Incentives do not operate by magic: they work by focusing attention and by prolonging deliberation. Consequently, they are more likely to prevent errors that arise from insufficient attention and effort than errors that arise from misperception or faulty intuition.
-- Kahneman & Tversky (1986), Rational choice and the framing of decisions, pdf
If you're making a judgment using a process that would become more accurate (less biased) with more attention, effort, or thought, then incentives could help. And if you have some awareness that you're biased (including the direction of your bias), then incentives could help reduce that bias by giving you the motivation to try to correct it. But otherwise they won't be much help. As with a visual illusion, you don't realize that your intuition is faulty, or that you're being influenced by a framing effect, or that you're relying on a biased set of information, or whatever, so the bias will remain.
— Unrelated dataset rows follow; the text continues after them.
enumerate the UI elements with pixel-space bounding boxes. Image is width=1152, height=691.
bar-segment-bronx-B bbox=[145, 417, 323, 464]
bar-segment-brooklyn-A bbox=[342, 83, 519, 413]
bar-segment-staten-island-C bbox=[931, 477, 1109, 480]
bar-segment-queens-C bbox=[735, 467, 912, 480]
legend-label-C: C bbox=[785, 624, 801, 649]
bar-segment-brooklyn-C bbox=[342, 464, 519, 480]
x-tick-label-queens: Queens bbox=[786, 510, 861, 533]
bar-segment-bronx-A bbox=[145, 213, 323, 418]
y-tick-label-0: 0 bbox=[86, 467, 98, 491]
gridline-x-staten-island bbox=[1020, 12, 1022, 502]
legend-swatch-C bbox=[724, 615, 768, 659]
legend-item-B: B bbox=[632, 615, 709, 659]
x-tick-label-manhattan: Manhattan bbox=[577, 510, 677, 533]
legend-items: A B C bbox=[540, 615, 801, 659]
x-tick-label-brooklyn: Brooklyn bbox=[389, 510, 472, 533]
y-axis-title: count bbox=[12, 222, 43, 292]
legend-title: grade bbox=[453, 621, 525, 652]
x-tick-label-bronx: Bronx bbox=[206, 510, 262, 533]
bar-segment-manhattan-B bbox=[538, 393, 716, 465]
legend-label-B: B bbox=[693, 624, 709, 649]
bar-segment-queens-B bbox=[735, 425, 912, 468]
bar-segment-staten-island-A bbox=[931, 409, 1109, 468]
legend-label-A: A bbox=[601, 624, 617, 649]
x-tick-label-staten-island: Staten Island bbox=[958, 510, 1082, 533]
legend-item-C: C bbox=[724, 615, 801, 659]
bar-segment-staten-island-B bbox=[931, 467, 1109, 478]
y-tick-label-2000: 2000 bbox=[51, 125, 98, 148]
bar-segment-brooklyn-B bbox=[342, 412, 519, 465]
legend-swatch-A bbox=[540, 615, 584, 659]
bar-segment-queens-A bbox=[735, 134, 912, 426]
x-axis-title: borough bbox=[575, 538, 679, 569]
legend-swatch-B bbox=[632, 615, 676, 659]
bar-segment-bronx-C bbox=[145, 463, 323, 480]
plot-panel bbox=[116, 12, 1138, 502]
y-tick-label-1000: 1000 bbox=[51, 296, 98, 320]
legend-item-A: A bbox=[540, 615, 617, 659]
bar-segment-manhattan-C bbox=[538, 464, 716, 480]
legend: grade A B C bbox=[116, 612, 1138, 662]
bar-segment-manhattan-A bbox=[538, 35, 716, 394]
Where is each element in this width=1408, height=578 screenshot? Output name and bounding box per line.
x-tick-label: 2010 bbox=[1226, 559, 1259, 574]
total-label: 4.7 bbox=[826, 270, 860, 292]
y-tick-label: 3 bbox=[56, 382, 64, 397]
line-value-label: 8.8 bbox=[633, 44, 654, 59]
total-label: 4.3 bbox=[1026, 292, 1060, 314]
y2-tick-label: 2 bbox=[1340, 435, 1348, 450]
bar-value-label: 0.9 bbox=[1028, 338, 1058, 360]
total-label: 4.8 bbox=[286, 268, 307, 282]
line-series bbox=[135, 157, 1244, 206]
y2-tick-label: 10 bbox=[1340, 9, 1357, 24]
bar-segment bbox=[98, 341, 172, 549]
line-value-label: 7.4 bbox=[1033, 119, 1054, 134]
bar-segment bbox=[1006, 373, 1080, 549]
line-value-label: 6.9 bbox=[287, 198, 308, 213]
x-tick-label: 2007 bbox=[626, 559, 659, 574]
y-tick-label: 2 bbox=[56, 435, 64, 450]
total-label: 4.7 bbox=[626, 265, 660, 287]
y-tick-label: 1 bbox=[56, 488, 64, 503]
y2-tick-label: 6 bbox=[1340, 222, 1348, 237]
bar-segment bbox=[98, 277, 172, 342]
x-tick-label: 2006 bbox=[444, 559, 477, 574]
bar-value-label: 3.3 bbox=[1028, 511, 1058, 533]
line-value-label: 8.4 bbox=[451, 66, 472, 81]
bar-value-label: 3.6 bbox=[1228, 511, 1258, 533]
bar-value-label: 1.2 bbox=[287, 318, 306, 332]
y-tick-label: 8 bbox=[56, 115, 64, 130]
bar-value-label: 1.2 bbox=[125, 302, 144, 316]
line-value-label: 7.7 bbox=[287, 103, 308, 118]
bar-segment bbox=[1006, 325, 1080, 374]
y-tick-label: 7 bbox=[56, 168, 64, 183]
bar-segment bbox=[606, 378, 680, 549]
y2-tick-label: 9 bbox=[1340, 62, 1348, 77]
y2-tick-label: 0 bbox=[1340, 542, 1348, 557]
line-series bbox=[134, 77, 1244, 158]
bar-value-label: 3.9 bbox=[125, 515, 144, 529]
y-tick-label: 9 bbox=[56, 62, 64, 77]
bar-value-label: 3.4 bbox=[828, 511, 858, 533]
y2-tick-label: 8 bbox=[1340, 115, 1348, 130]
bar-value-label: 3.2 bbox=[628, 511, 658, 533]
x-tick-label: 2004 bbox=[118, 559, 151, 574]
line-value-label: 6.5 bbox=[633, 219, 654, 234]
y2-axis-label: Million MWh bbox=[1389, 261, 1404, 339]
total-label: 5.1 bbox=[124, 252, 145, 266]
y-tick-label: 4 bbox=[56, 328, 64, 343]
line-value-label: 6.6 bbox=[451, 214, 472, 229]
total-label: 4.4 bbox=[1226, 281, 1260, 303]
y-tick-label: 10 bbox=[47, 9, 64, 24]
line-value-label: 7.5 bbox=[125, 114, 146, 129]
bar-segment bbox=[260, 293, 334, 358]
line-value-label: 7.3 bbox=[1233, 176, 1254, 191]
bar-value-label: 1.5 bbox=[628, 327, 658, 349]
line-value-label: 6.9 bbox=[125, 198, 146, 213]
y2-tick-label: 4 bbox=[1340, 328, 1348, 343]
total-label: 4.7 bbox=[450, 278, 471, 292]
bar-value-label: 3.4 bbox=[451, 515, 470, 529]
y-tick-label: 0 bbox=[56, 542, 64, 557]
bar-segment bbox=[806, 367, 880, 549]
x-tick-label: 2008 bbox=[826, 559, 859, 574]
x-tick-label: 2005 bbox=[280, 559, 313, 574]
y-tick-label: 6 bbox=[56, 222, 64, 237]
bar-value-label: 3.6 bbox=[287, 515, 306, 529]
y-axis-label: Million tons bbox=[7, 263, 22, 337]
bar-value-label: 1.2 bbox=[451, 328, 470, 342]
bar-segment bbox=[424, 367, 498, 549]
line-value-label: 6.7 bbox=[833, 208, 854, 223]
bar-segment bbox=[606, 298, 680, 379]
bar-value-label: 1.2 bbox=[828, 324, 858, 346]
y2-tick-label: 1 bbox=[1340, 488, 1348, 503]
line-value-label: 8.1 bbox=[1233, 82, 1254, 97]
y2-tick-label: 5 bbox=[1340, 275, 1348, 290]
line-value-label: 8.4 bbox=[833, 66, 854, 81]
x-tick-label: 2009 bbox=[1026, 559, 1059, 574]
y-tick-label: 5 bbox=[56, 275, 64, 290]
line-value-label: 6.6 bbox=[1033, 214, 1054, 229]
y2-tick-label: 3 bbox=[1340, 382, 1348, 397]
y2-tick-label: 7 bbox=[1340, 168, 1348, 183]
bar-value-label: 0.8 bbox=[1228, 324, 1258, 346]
And sometimes incentives can make things worse, like if more thought gets you stuck in a rut that makes it harder to switch strategies.
One example is anchoring (pdf). Incentives reduce the bias from anchoring and adjustment, since they get people to think more and continue adjusting farther away from the anchor. But when "anchoring" effects result from the "anchor" bringing to mind a biased set of information, then incentives don't help.
I'm trying to better understand the relationship between incentivization and rationality, and it occurred to me that it is a "folk fact" around here that large financial incentives don't make cognitive biases go away.
However, I can't seem to find any papers that actually say this. It's not easy to google for (I have tried) so I wonder if the Less Wrong collective memory knows how to find the papers?
Is there a pattern to which biases go away with incentivization? Do we have at least 5 examples of biases that go away with incentivization and 5 examples that don't go away with incentivization?
As an incentive, I'll paypal $10 to the commenter whose answer is least biased and most useful.